How should we respond to the colleague who has read about competitors using different technology, or the one who is on staff at a competitor hospital who allows iPads for patient care? HIStalk and other media are full of articles about healthcare organizations embracing the iPad. Clearly some organizations have figured out ways around the security issues, or are able to limit use to certain applications. Clinicians are looking for facts, not fear. As I was thinking that I’d like to hear from those groups how they do it, my inbox made its happy little ‘ding’ sound, and a fellow CMIO hit the nail on the head:
Security and productivity can’t be mutually exclusive, or healthcare is doomed. It is imperative that everyone in IT from the CIO and CMIO down to PC support realize we all share a common mission: (1) patient safety and satisfaction (often forgotten); (2) organizational productivity (no margin, no mission); and (3) physician satisfaction (we like happy docs). If this means devoting resources to figure out how we can provide secure access from physician devices, we should plan on that investment. I often hear from my colleagues that we care little about their practice, we have no consideration for patient care, and we have no interest in helping them with daily activities of being a physician. IT has become integral in the care of patients and needs to act that way.

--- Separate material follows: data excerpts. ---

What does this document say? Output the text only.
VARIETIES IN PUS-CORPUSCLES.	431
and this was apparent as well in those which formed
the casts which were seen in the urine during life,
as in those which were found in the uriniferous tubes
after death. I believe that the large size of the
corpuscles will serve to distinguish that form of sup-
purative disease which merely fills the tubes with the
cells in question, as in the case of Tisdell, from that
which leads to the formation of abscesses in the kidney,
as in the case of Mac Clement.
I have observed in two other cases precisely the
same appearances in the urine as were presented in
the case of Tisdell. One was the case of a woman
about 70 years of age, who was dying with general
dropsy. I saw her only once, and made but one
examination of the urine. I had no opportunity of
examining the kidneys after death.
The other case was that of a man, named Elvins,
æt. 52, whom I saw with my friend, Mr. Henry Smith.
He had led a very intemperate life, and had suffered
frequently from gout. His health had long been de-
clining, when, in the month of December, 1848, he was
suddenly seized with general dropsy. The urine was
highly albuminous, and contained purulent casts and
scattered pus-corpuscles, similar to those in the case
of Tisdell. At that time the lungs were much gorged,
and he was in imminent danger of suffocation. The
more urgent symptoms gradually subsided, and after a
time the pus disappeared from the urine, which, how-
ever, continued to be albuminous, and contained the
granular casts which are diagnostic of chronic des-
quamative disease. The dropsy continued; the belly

We are in the process of provisioning the Epic Haiku (iPhone) and Canto (iPad) app to probably close to 1,000 physicians. We did an internal survey and discovered 90% of our physicians use smart mobile devices, greater than 75% the Apple platform. The Epic mobile app allows them to have deep access to the patient’s current chart and past history in real time, and with AT&T, they can be speaking with a nurse or colleague while reviewing the chart simultaneously. Please tell me how that sort of convenience isn’t worth the extra steps to ensure secure PHI. The app is set up as a remote viewer, no PHI is stored on the phone, and it requires three-factor authentication (user ID, password, and unique device ID). That’s much more secure than random papers floating around in hallways and cars.
As a CMIO, it’s my job to represent the physician perspective and help bridge the gaps between the needs of IT, the needs of clinicians, and the almighty budget. When I’m not drowning my end of day sorrows in a nice scotch, I’m hoping for the miracle that allows me to deliver the impossible with solutions that are simultaneously fast, safe, and physician friendly. In the meantime, though, I’m right next to you on that wall, Ricky Roma.